Highway 20, the North Cascades Highway, opened for the season Thursday May 8. As the date approached, cycling friends were buzzing with anticipation about the first good opportunity to do the 100-mile out and back across Rainy and Washington Passes to Mazama.
High Performance Cycling teammates initially targeted Sunday May 11, but the weather forecast was unfavorable, and a formal team ride got postponed. Then an invite came from Martha Walsh about Tuesday May 13. After a bit of schedule rearrangement Tuesday was a go: The forecast was for partly cloudy skies and warm temperatures. Unfortunately the weather didn’t quite meet expectations when we started, but conditions improved as the day progressed.
Martha is one of two “matriarchs” of Seattle’s bike racing scene and plays an active role in creating opportunities for women to learn about cycling and try racing. She practices what she preaches: As a personal challenge she is in the midst of seeing how many consecutive days she can ride her bike. Our 100-miler was day 506. Her year-to-date mileage is 5,483.
There are numerous ways to do the out and back to Mazama. This variation starts at the Colonial Creek Campground (folks typically park at the turnout on the north side of Hwy 20 across from the campground entrance) and ends at the Mazama Country Store. This round trip is almost a perfect 100 miles and a stout 9,500′ of climbing.
The climbing commences immediately after leaving the parking lot, and it’s 5 uphill miles before the legs get a chance to rest. After an all-too-brief ~4 mile downhill the climbing resumes unabated for ~19 miles to Rainy Pass.

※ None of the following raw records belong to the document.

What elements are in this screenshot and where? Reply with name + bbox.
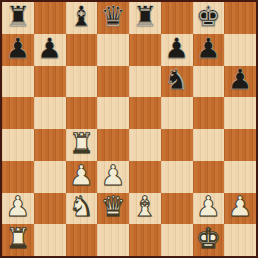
square-c5[interactable]: [66, 97, 98, 129]
square-g6[interactable]: [193, 66, 225, 98]
square-h4[interactable]: [224, 129, 256, 161]
white-pawn-d3[interactable]: ♟: [101, 162, 126, 190]
square-d8[interactable]: ♛: [97, 2, 129, 34]
square-d1[interactable]: [97, 224, 129, 256]
square-b1[interactable]: [34, 224, 66, 256]
square-c8[interactable]: ♝: [66, 2, 98, 34]
square-c4[interactable]: ♜: [66, 129, 98, 161]
square-d4[interactable]: [97, 129, 129, 161]
square-b4[interactable]: [34, 129, 66, 161]
square-g3[interactable]: [193, 161, 225, 193]
black-queen-d8[interactable]: ♛: [101, 3, 126, 31]
square-h8[interactable]: [224, 2, 256, 34]
square-h6[interactable]: ♟: [224, 66, 256, 98]
black-pawn-g7[interactable]: ♟: [196, 35, 221, 63]
square-c1[interactable]: [66, 224, 98, 256]
white-knight-c2[interactable]: ♞: [69, 193, 94, 221]
white-king-g1[interactable]: ♚: [196, 225, 221, 253]
white-bishop-e2[interactable]: ♝: [132, 193, 157, 221]
black-pawn-b7[interactable]: ♟: [37, 35, 62, 63]
square-h5[interactable]: [224, 97, 256, 129]
square-b5[interactable]: [34, 97, 66, 129]
black-pawn-a7[interactable]: ♟: [5, 35, 30, 63]
square-a7[interactable]: ♟: [2, 34, 34, 66]
square-a1[interactable]: ♜: [2, 224, 34, 256]
square-e1[interactable]: [129, 224, 161, 256]
square-f6[interactable]: ♞: [161, 66, 193, 98]
square-e5[interactable]: [129, 97, 161, 129]
black-pawn-h6[interactable]: ♟: [228, 66, 253, 94]
square-c7[interactable]: [66, 34, 98, 66]
chess-board: ♜♝♛♜♚♟♟♟♟♞♟♜♟♟♟♞♛♝♟♟♜♚: [2, 2, 256, 256]
square-a8[interactable]: ♜: [2, 2, 34, 34]
square-c6[interactable]: [66, 66, 98, 98]
square-b6[interactable]: [34, 66, 66, 98]
square-e4[interactable]: [129, 129, 161, 161]
square-d2[interactable]: ♛: [97, 193, 129, 225]
white-pawn-g2[interactable]: ♟: [196, 193, 221, 221]
black-knight-f6[interactable]: ♞: [164, 66, 189, 94]
black-king-g8[interactable]: ♚: [196, 3, 221, 31]
square-c3[interactable]: ♟: [66, 161, 98, 193]
chess-board-frame: ♜♝♛♜♚♟♟♟♟♞♟♜♟♟♟♞♛♝♟♟♜♚: [0, 0, 258, 258]
square-e7[interactable]: [129, 34, 161, 66]
white-pawn-h2[interactable]: ♟: [228, 193, 253, 221]
white-pawn-a2[interactable]: ♟: [5, 193, 30, 221]
white-pawn-c3[interactable]: ♟: [69, 162, 94, 190]
white-queen-d2[interactable]: ♛: [101, 193, 126, 221]
square-g2[interactable]: ♟: [193, 193, 225, 225]
square-b2[interactable]: [34, 193, 66, 225]
square-g4[interactable]: [193, 129, 225, 161]
white-rook-c4[interactable]: ♜: [69, 130, 94, 158]
square-g1[interactable]: ♚: [193, 224, 225, 256]
square-a4[interactable]: [2, 129, 34, 161]
square-f3[interactable]: [161, 161, 193, 193]
square-g7[interactable]: ♟: [193, 34, 225, 66]
square-g5[interactable]: [193, 97, 225, 129]
square-h3[interactable]: [224, 161, 256, 193]
square-f5[interactable]: [161, 97, 193, 129]
square-f7[interactable]: ♟: [161, 34, 193, 66]
square-c2[interactable]: ♞: [66, 193, 98, 225]
black-rook-a8[interactable]: ♜: [5, 3, 30, 31]
black-bishop-c8[interactable]: ♝: [69, 3, 94, 31]
black-rook-e8[interactable]: ♜: [132, 3, 157, 31]
square-b7[interactable]: ♟: [34, 34, 66, 66]
square-f1[interactable]: [161, 224, 193, 256]
square-f4[interactable]: [161, 129, 193, 161]
square-f2[interactable]: [161, 193, 193, 225]
square-a3[interactable]: [2, 161, 34, 193]
square-e8[interactable]: ♜: [129, 2, 161, 34]
square-d5[interactable]: [97, 97, 129, 129]
black-pawn-f7[interactable]: ♟: [164, 35, 189, 63]
square-e3[interactable]: [129, 161, 161, 193]
square-h2[interactable]: ♟: [224, 193, 256, 225]
square-a5[interactable]: [2, 97, 34, 129]
square-d7[interactable]: [97, 34, 129, 66]
square-f8[interactable]: [161, 2, 193, 34]
square-a6[interactable]: [2, 66, 34, 98]
square-e2[interactable]: ♝: [129, 193, 161, 225]
square-d3[interactable]: ♟: [97, 161, 129, 193]
white-rook-a1[interactable]: ♜: [5, 225, 30, 253]
square-h7[interactable]: [224, 34, 256, 66]
square-e6[interactable]: [129, 66, 161, 98]
square-b3[interactable]: [34, 161, 66, 193]
square-g8[interactable]: ♚: [193, 2, 225, 34]
square-b8[interactable]: [34, 2, 66, 34]
square-a2[interactable]: ♟: [2, 193, 34, 225]
square-d6[interactable]: [97, 66, 129, 98]
square-h1[interactable]: [224, 224, 256, 256]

Opinions vary on the quality of the road surface; this time around my legs felt strained by the uncomfortable sticky sensations of chip seal nearly all of the way to Rainy Pass.
At the turnaround point at the Mazama Country Store, riders typically get refreshed with a tasty sandwich and a coffee drink. Although it’s tempting to hang out in the tranquil warmth of the Methow Valley, the climb from Mazama to Washington Pass is tough and you don’t want to linger too long lest the legs get stale. That return trip up the east side of Washington Pass climbs a solid ~3,000′ in ~18 miles. Ouch.
On the return trip from Washington Pass it’s mostly downhill with a short climb back up Rainy Pass, and then another brief climb to the Diablo Overlook. As we descended, Martha employed great group riding etiquette (even if it was just a group of two) by pointing out potholes and fractures in the road, and she reminded me about a section of road that has off-camber slumps that could catch a cyclist off-guard.
On the approach to Diablo Lake we were confronted with the other “bonus” that can happen on this ride, which is a headwind (or swirling crosswinds). After a day of climbing it feels downright ungratifying to have to pedal downhill to finish the ride.
Martha loves cycling uphill in the Cascades, and the trek across Highway 20 is one of her favorites:
“It’s far enough away from Seattle that it is a very special trip. The road is closed roughly half the year, and the weather has to be just right. I’m planning a trip to other national parks in the west later this year, and all I could think of while riding through the North Cascades was ‘why?'”
I’ve done this ride quite a number of times, and in my opinion the best time to go is from now until when the snow melts: The snow keeps the temperatures relatively mild and provides a brilliant contrast against the massive cliffs and blue sky. Pro tip: Stash a coke in the snow at the top of Washington Pass for the return trip and the final 32 miles will be blissful, even if you are battling cross-winds.
A midsummer transit can be very hot, especially the climb from Mazama to Washington Pass; during one mid-July adventure I drank 9 liters!
Autumn is a distant second choice compared to spring and early summer: The temperatures are usually cool and the trees on the east side can be spectacular.
If you’ve never tried this Washington State classic, put it on your hit list!